A “hole” by definition, is a hollowed place in something solid; a cavity or pit, an opening into or through something. Doughnuts have holes, and at one place you can even buy the hole! We agree that is a good thing. My “heart”, not the flesh organ but the inner working emotions, was once solid and vibrant. I gave it freely and without much thought to those that touched the emotional side of me. I wanted to help the helpless and reached out to those who were in need with my emotions, time and money. Taking the little girl who lived next door to me to a store to buy her clothes was a real thrill for me, seeing her out playing in the dirt wearing one of the new, beautiful little outfits made me cringe but still the sight of her excited face at getting the new treasures made me so happy! I never heard one word or a thank you from her mom. I didn’t do it for a thank you but it would have been nice to have it acknowledged. A little chip from the once solid piece of my heart hit the ground at my feet. I had a friend that was pressed for finances whose birthday was coming up so it seemed the perfect time to give a gift of money to pay a tuition that I had heard was due and that made me happy, but having it received with the person telling me that it was my way of not having to spend time with them just buying them off knocked out another great BIG chip. Falling in love to find that you have been deceived you hear more chunks being chipped to fall onto the dirt. Dating someone for two years to have them run off and marry someone else without telling me I was being dumped, just seeing them walk into a place arm in arm, hole nearly complete, being left for a younger woman, it was pretty much all done.
Why am I sharing these very personal vignettes with you? Because no matter what we think our motive is when we do any thing for someone like buying material things, or helping financially, is our way of seeking approval in the flesh. Would I have accepted you telling me that in my younger days? That would be a NO! As I have gotten older though I realize that it would have been the truth.
Giving your heart in love is not the same, but you do give it in hopes of receiving the other’s heart in return? Yes! The true loves of my life are my children. They were conceived and brought into this world without any choice of their own, flesh of my flesh and bone of my bone. Even then, there are times that a child will forsake an aging parent, or a child is left in garbage dumps or on someone’s doorstep.
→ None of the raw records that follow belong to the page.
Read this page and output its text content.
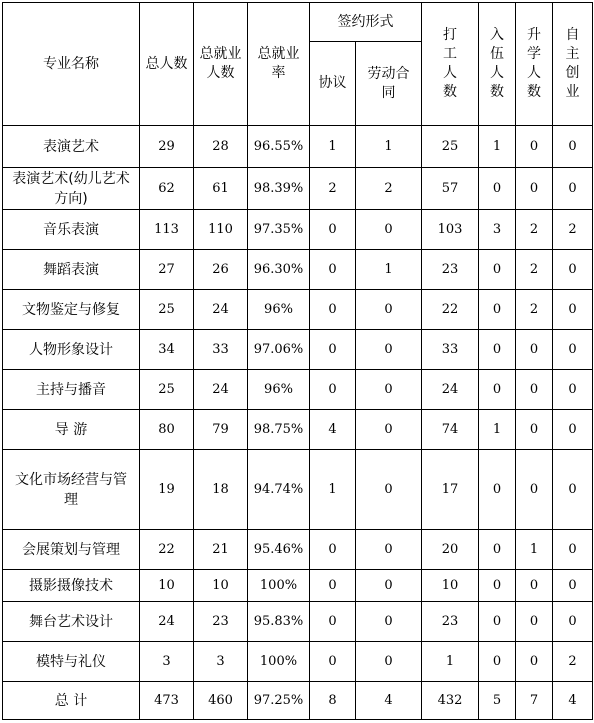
专业名称	总人数	总就业人数	总就业率	签约形式		打工人数	入伍人数	升学人数	自主创业
				协议	劳动合同				
表演艺术	29	28	96.55%	1	1	25	1	0	0
表演艺术(幼儿艺术方向)	62	61	98.39%	2	2	57	0	0	0
音乐表演	113	110	97.35%	0	0	103	3	2	2
舞蹈表演	27	26	96.30%	0	1	23	0	2	0
文物鉴定与修复	25	24	96%	0	0	22	0	2	0
人物形象设计	34	33	97.06%	0	0	33	0	0	0
主持与播音	25	24	96%	0	0	24	0	0	0
导 游	80	79	98.75%	4	0	74	1	0	0
文化市场经营与管理	19	18	94.74%	1	0	17	0	0	0
会展策划与管理	22	21	95.46%	0	0	20	0	1	0
摄影摄像技术	10	10	100%	0	0	10	0	0	0
舞台艺术设计	24	23	95.83%	0	0	23	0	0	0
模特与礼仪	3	3	100%	0	0	1	0	0	2
总 计	473	460	97.25%	8	4	432	5	7	4
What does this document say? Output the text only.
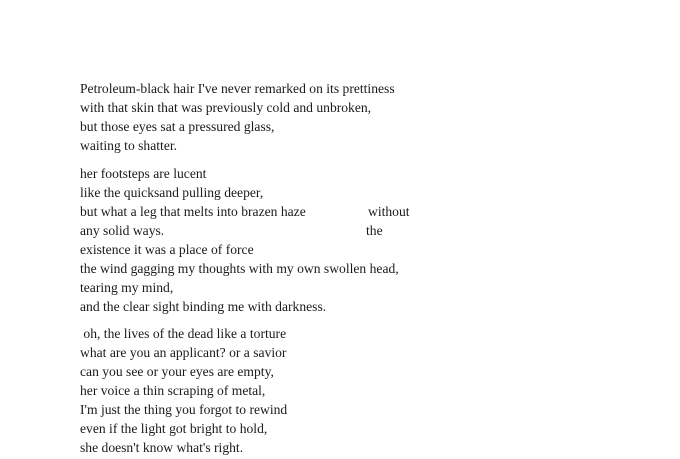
Petroleum-black hair I've never remarked on its prettiness
with that skin that was previously cold and unbroken,
but those eyes sat a pressured glass,
waiting to shatter.
her footsteps are lucent
like the quicksand pulling deeper,
but what a leg that melts into brazen haze	without
any solid ways.	the
existence it was a place of force
the wind gagging my thoughts with my own swollen head,
tearing my mind,
and the clear sight binding me with darkness.
oh, the lives of the dead like a torture
what are you an applicant? or a savior
can you see or your eyes are empty,
her voice a thin scraping of metal,
I'm just the thing you forgot to rewind
even if the light got bright to hold,
she doesn't know what's right.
We seek out and have illicit love affairs, take drugs, drink alcohol to excess, or over eat, all to try to fill the “hole” that something or someone has left there.
I recently watched an episode of a reality show about a woman who had weighed 716 pounds. All of the people in her group had experienced something horrible, had a loss of some kind in their youth or found that the only control they had in their life was what they ingested. They chose food as their addiction.
It made me think about my own self and why I think or do some things that I do. The Apostle Paul said: Romans 7:16-20 “What I don’t understand about myself is that I decide one way, but then I act another, doing things I absolutely despise. So if I can’t be trusted to figure out what is best for myself and then do it, it becomes obvious that God’s command is necessary. But I need something more! For if I know the law but still can’t keep it, and if the power of sin within me keeps sabotaging my best intentions, I obviously need help! I realize that I don’t have what it takes. I can will it, but I can’t do it. I decide to do good, but I don’t really do it; I decide not to do bad, but then I do it anyway. My decisions, such as they are, don’t result in actions. Something has gone wrong deep within me and gets the better of me every time.”
Bottom line, we all have an emptiness on some level so what is my solution? Instead of seeking a cure, fill that place with the Holy Spirit!